United States Pharmacopoeia (founded 1820). USA is a scientific non-profit organization that sets standards for the identity, strength, quality and purity of medicines, food ingredients and dietary supplements manufactured, distributed and consumed worldwide. USP’s drug standards are enforceable in the United States by the Food and Drug Administration, and these standards are used in more than 140 countries.
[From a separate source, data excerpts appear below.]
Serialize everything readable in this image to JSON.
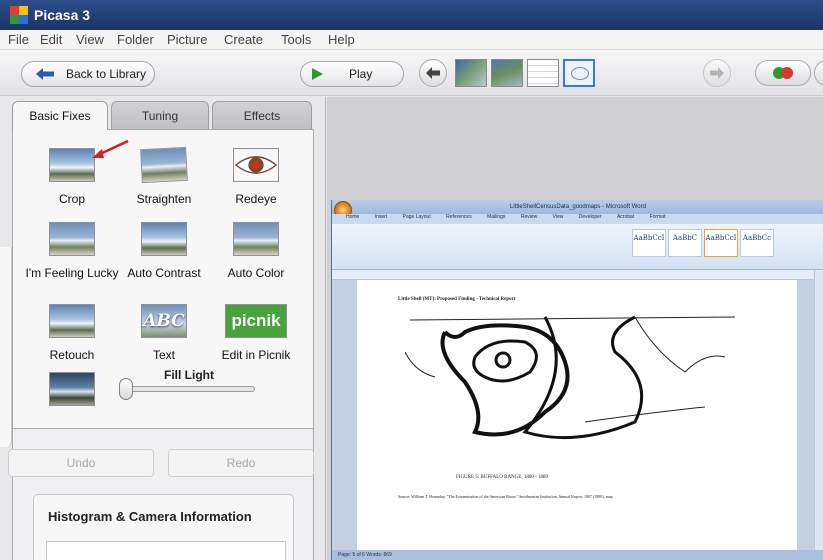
{
  "window": {
    "title": "Picasa 3"
  },
  "menu": [
    "File",
    "Edit",
    "View",
    "Folder",
    "Picture",
    "Create",
    "Tools",
    "Help"
  ],
  "toolbar": {
    "back_label": "Back to Library",
    "play_label": "Play"
  },
  "tabs": [
    {
      "label": "Basic Fixes",
      "active": true
    },
    {
      "label": "Tuning",
      "active": false
    },
    {
      "label": "Effects",
      "active": false
    }
  ],
  "tools": [
    {
      "label": "Crop",
      "icon": "crop-icon"
    },
    {
      "label": "Straighten",
      "icon": "straighten-icon"
    },
    {
      "label": "Redeye",
      "icon": "redeye-icon"
    },
    {
      "label": "I'm Feeling Lucky",
      "icon": "feeling-lucky-icon"
    },
    {
      "label": "Auto Contrast",
      "icon": "auto-contrast-icon"
    },
    {
      "label": "Auto Color",
      "icon": "auto-color-icon"
    },
    {
      "label": "Retouch",
      "icon": "retouch-icon"
    },
    {
      "label": "Text",
      "icon": "text-icon",
      "glyph": "ABC"
    },
    {
      "label": "Edit in Picnik",
      "icon": "picnik-icon",
      "glyph": "picnik"
    }
  ],
  "fill_light": {
    "label": "Fill Light",
    "value": 0.0
  },
  "actions": {
    "undo_label": "Undo",
    "redo_label": "Redo"
  },
  "histogram": {
    "title": "Histogram & Camera Information"
  },
  "embedded_word": {
    "title": "LittleShellCensusData_goodmaps - Microsoft Word",
    "tabs": [
      "Home",
      "Insert",
      "Page Layout",
      "References",
      "Mailings",
      "Review",
      "View",
      "Developer",
      "Acrobat",
      "Format"
    ],
    "styles": [
      "AaBbCcI",
      "AaBbC",
      "AaBbCcI",
      "AaBbCc"
    ],
    "doc_heading": "Little Shell (MT): Proposed Finding - Technical Report",
    "figure_caption": "FIGURE 5: BUFFALO RANGE, 1800 - 1889",
    "source_note": "Source: William T. Hornaday, \"The Extermination of the American Bison,\" Smithsonian Institution, Annual Report, 1887 (1889), map",
    "status": "Page: 5 of 6   Words: 869"
  },
  "colors": {
    "titlebar": "#233f78",
    "accent": "#3a78d8",
    "picnik_green": "#47a33c",
    "arrow_red": "#d21f1f"
  }
}
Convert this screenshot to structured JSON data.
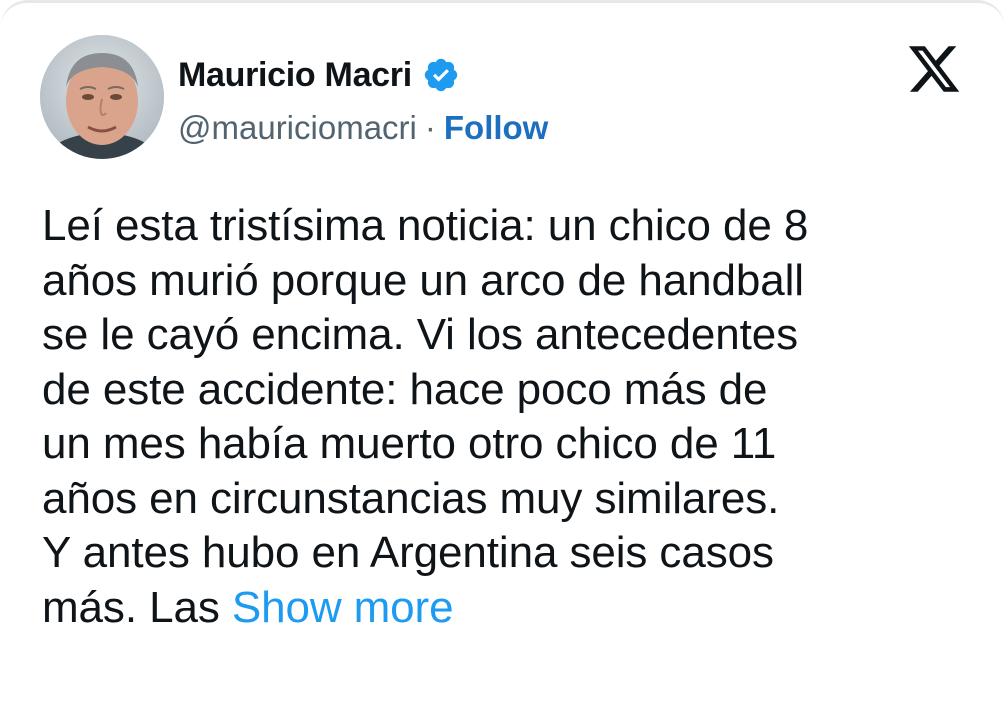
{
  "tweet": {
    "author": {
      "display_name": "Mauricio Macri",
      "handle": "@mauriciomacri",
      "verified": true,
      "separator": "·",
      "follow_label": "Follow"
    },
    "platform_icon": "x-logo-icon",
    "text_lines": [
      "Leí esta tristísima noticia: un chico de 8",
      "años murió porque un arco de handball",
      "se le cayó encima. Vi los antecedentes",
      "de este accidente: hace poco más de",
      "un mes había muerto otro chico de 11",
      "años en circunstancias muy similares.",
      "Y antes hubo en Argentina seis casos"
    ],
    "last_line_text": "más. Las ",
    "show_more_label": "Show more"
  },
  "colors": {
    "text": "#0f1419",
    "secondary": "#536471",
    "follow": "#1d6fbf",
    "link": "#1d9bf0",
    "verified": "#1d9bf0"
  }
}
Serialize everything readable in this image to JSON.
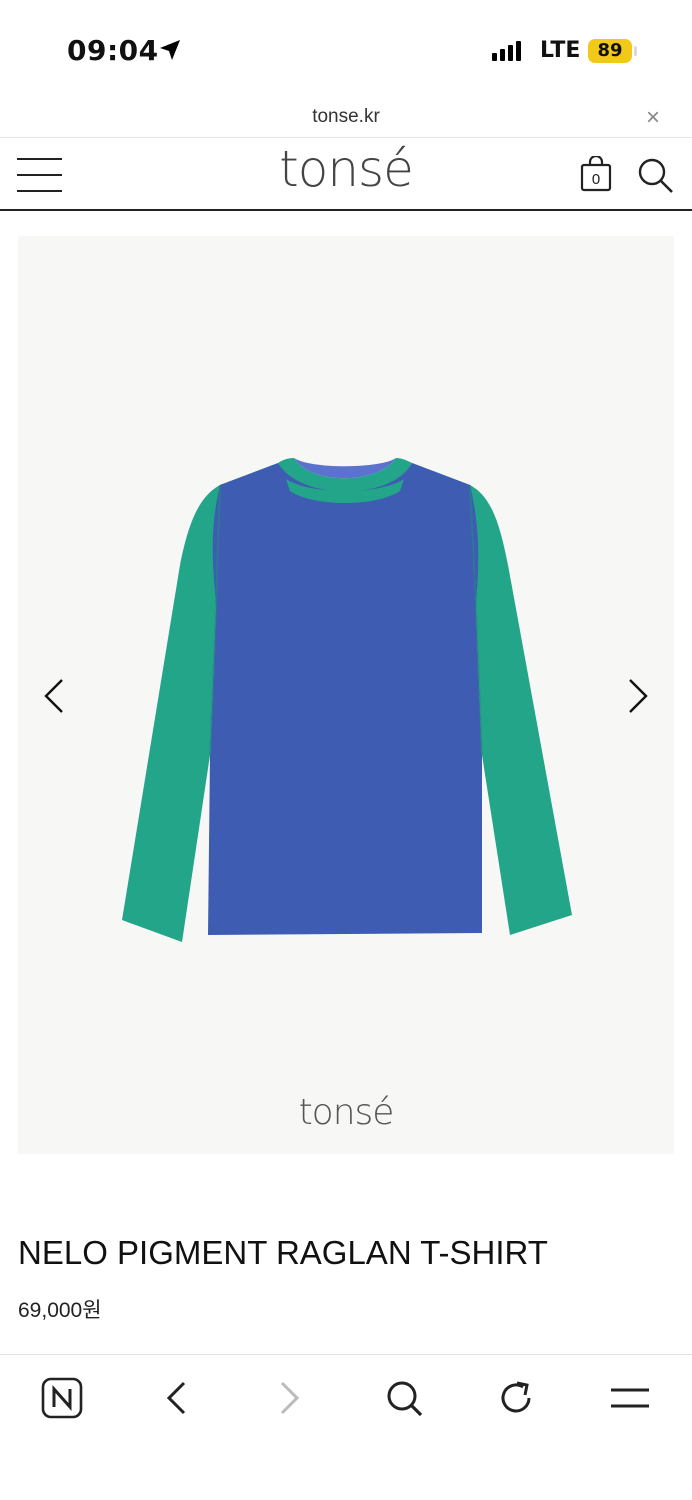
{
  "status_bar": {
    "time": "09:04",
    "network": "LTE",
    "battery": "89"
  },
  "browser": {
    "url": "tonse.kr",
    "close_label": "×"
  },
  "header": {
    "logo": "tonsé",
    "cart_count": "0"
  },
  "product": {
    "watermark": "tonsé",
    "name": "NELO PIGMENT RAGLAN T-SHIRT",
    "price": "69,000원",
    "colors": {
      "body": "#3f5cb3",
      "sleeves": "#22a68a"
    }
  },
  "icons": {
    "menu": "hamburger-icon",
    "cart": "shopping-bag-icon",
    "search": "search-icon",
    "prev": "chevron-left-icon",
    "next": "chevron-right-icon",
    "toolbar": [
      "naver-icon",
      "back-icon",
      "forward-icon",
      "search-icon",
      "refresh-icon",
      "menu-icon"
    ]
  }
}
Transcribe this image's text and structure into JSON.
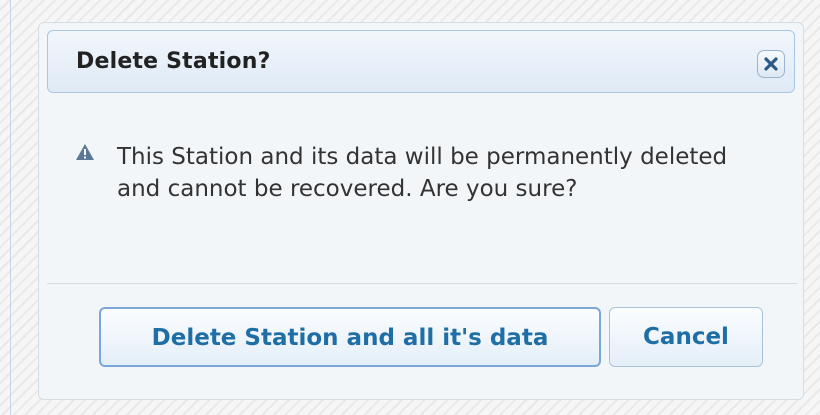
{
  "dialog": {
    "title": "Delete Station?",
    "close_icon": "close-icon",
    "warning_icon": "warning-triangle-icon",
    "message": "This Station and its data will be permanently deleted and cannot be recovered. Are you sure?",
    "buttons": {
      "confirm_label": "Delete Station and all it's data",
      "cancel_label": "Cancel"
    }
  },
  "colors": {
    "accent": "#1f6fa6",
    "titlebar_border": "#a9c6e4",
    "warning_icon": "#5a7896"
  }
}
Preferred Terms for Measuring Detection Capability of a Measurement System

    Limit of Blank (LoB)

    LoB is the highest measured test result likely to be observed (typically at 95% certainty) for a sample containing no analyte. It is the highest test response expected to be observed when a blank sample containing no analyte is repeatedly sampled – values above LoB are not consistent with the absence of analyte. LoB replaces what had become familiar as the analytical sensitivity of a method, and defines the upper limit when measuring a blank sample. If a blank sample yields a test result that is greater than the LoB, this is a Type I error, the risk is designated α, and usually assigned a risk of 0.05

    Limit of Detection (LoD)

    LoD is the lowest concentration where analyte can be detected 95% of the time (a 5% likelihood of a false negative). Alternatively stated, LoD is the true value where the likelihood of a false negative measurement is 5%. LoD is determined by first determining LoB and then conducting a study using replicate results of a test sample with a very low concentration of the analyte. Mathematically, LoD can be calculated as LoD = LoB + (1.645 × the SD of a low concentration sample). If a sample with low concentration of the analyte is measured below the LoD, this is termed a Type II error and the risk of this false negative is designated β. The LoD is set at a concentration where the risk of such an error is 0.05

    Limit of Quantification (LoQ)

    Where LoB and LoD are statistical constructs, establishing LoQ depends on pre-defined acceptance criteria. LoQ is the lowest amount of analyte that can be reliably measured (i.e., with a given imprecision). Unfortunately, these performance requirements are not universally established and must be decided and stated by the assay developer. Practically, LoQ is the lowest concentration at which the analyte can be reliably detected when some predefined goals for accuracy and precision are satisfied. This accuracy requirement should be determined by considering the clinical utility of the analyte.